Par courrier recommandé avec avis de réception expédié le 4 avril 2019, Mme [V] [J] a formé opposition à cette contrainte auprès de la juridiction.
L'affaire a fait l'objet, par voie de mention au dossier, d'un dessaisissement au profit du pôle social du tribunal judiciaire de Marseille, en vertu de la loi n°2016-1547 du 18 novembre 2016 de modernisation de la justice du XXIème siècle.
L'affaire a été retenue à l'audience du 19 octobre 2023.

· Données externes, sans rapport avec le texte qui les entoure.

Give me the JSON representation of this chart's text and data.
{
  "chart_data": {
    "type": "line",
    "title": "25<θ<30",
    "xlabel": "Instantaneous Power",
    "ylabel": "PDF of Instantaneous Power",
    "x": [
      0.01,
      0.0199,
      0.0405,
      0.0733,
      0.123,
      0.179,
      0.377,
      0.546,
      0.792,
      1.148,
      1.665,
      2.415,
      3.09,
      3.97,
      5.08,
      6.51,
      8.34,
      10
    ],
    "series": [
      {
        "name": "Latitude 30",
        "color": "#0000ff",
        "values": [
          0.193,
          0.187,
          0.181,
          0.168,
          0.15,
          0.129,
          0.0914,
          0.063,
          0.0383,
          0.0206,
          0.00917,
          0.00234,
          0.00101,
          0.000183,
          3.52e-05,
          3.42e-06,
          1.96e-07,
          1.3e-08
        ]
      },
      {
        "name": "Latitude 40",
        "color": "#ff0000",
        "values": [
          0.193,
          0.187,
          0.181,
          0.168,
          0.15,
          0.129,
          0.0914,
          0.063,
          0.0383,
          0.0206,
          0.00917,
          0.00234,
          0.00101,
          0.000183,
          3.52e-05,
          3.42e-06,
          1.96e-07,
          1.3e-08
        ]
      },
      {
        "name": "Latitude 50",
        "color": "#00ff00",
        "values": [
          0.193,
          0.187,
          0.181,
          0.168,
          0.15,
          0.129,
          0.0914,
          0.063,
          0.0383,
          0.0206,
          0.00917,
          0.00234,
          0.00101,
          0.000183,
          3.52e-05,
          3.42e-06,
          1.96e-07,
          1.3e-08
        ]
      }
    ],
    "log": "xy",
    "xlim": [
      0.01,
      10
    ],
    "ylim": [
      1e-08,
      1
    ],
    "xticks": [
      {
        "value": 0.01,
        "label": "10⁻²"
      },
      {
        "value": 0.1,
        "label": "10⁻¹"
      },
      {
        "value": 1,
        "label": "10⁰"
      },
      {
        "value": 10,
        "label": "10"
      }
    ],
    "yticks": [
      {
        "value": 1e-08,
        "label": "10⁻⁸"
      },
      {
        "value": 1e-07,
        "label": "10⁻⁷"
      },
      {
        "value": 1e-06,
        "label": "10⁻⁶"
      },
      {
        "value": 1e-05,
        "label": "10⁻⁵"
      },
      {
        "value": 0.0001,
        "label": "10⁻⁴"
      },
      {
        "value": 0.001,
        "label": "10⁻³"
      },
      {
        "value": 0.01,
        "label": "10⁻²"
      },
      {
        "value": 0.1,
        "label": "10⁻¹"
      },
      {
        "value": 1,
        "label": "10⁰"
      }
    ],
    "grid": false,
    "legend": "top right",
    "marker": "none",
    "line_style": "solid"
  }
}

L'URSSAF Pays de la Loire, venant aux droits du RSI des professions libérales demande au tribunal de :
-juger non éteinte l'instance à défaut de péremption en application de l'article R.142-10-10 du code de la sécurité sociale ;
-débouter en conséquence Mme [V] [J] de ses demandes, fins et conclusions ;
-valider la contrainte du ;
-condamner Mme [V] [J] à payer l'URSSAF la somme de 766 €, outre 150 € sur le fondement de l'article 700 du code de procédure civile.
Mme [V] [J] , représenté par son conseil, sollicite oralement pour sa part du tribunal de juger que l'instance est périmée en l'absence de diligences par les parties pendant deux ans et déclarer l'instance éteinte
En application de l'article 455 du Code de procédure civile, il convient de se reporter aux observations et conclusions déposées par les parties à l'audience, reprenant l'exposé complet de leurs moyens et prétentions étant relevé qu'aucune conclusion n'est déposé par Mme [V] [J].
L'affaire a été mise en délibéré au 21 décembre 2023.
MOTIFS DE LA DÉCISION :
Aux termes de l'article L.244-9 du code de la sécurité sociale, la contrainte décernée par le directeur d'un organisme de sécurité sociale pour le recouvrement des cotisations et majorations de retard emporte, à défaut d'opposition du débiteur devant le tribunal, dans les délais et selon les conditions fixées par décret, tous les effets d'un jugement et confère notamment le bénéfice de l'hypothèque judiciaire.
Sur la recevabilité de l'opposition
Selon l'article R.133-3 du code de la sécurité sociale, à défaut de règlement dans le délai d'un mois imparti par la mise en demeure, et sauf réclamation introduite devant la commission de recours amiable et reconnue fondée par ladite commission, l'URSSAF peut délivrer une contrainte.
La contrainte est notifiée au débiteur par lettre recommandée avec demande d'avis de réception ou lui est signifiée par acte d'huissier de justice. La lettre recommandée ou l'acte d'huissier mentionne, à peine de nullité, la référence ou la contrainte et son montant, le délai dans lequel l'opposition doit être formée, l'adresse du tribunal compétent et les formes requises pour sa saisine.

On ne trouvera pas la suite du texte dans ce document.